International Copyright laws/Harry Potter

I have been advised by Bloomsbury Publishing that I cannot order any Harry Potter books (or any books for that matter) that were published in the United Kingdom due to international copyright laws. (I am in the USA). I would like to have a set of Harry Potter (all five, once the newest one is out in June) that have been published in the UK. What means do I take to accomplish this task, find a friend in England? Or Canada? Thanks for your help.

Is Bloomsbury based in The United States or in the UK?

I’m asking because a friend who works at Chapters (a big-box bookstore chain in Canada, kind of like Borders for you 'Mericans), said that they are not allowed to sell any books that were not published by Canadian publishing houses. I imagine this is to protect our domestic publishing industry. Maybe the US has the same rules.
However, Canadians can buy things that are only available in the states through Amazon.com, getting around the rules by buying from a US-based seller, which is perfectly entitled to sell items that are only available in the US.

The moral is; try buying from a UK dealer. I don’t see why an independent retail business would be barred from selling to someone who happened to live across the pond.

If you’re trying to buy direct from the publisher, you’re barking up the wrong tree. I’m guessing that they are only allowed to sell to retail businesses, not private individuals. There are all sorts of rules about that kind of thing.

Try to order your books through amazon.co.uk or another UK-based bookstore that will take credit orders & ship it to you.

I’ve bought books published in the UK by buying directly from the UK via booksellers that advertise on the net, and books published in France the same way. I don’t know why the Harry Potter books would be different. I have done the same for CDs that are only available in Europe.

Since when? I have, at hand, books, bought at Chapters, published by Wizards of the Coast (Based in Renton, Washington), and Ace Publishing (Based in New York, New York).

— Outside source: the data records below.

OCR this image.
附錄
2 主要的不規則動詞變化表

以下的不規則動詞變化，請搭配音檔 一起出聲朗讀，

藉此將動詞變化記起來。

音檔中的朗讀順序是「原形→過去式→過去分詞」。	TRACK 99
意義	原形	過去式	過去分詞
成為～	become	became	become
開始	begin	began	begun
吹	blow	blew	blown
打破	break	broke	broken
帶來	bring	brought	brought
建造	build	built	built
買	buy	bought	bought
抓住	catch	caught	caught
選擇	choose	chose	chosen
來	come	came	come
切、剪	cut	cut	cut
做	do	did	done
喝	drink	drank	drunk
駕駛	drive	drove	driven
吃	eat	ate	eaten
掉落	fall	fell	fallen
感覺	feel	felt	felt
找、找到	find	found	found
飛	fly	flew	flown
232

Possibly, if something (like, say Harry Potter) is published by different publishers in different countries (Bloomsbury in the UK, Raincoast in Canada, Sholastic in the US), they’re obligated to use the Canadian edition, but they’d have a rather anemic (and over-literary) selection if they were restricted to Canadian published books.

I suspect this is more of a contractual issue than a copyrigt law issue as such. It would not shock me if Scholastic (IIRC, the U.S. publisher) has the exclusive right to publish and distribute Harry Potter in the U.S. pursuant to a license from JK Rowling. Bloomsbury has a similar agreement in the UK. If Bloomsbury steps outside the bounds of its license, it’s infringing the copyright.

The third party retailer idea makes sense although it again would not shock me if, as a condition of getting the books to sell, the larger retailers can’t transship them into another publisher’s territory. There’s a doctrine called first sale that says that once you buy a copy, you’re free to do with that copy what you want. It’s why I could go and buy a set of the books at Waterstone’s in London and carry them back with me to the US.

I’ve seen the UK sets of the first three books in the main store on Michigan Avenue in Chicago, so I know that it is possible to get them. (Not sure about #4, though.)

You can’t buy it directly from Bloomsbury. Buying books from other publishing territories is a gray area. Technically Amazon UK should not ship a book which is published in the US to the US. Of course, it happens all the time.

In fact, it was the flood of orders amazon.uk got for one of the Harry Potter books that forced them to simultaneously publish them in the U.S. and the U.K. It’s usually the case (although I’m not sure why) that a British author’s book will appear in the U.K., followed many months (even a year) later by U.S. publication, and vice-versa. They had to change that for Harry Potter.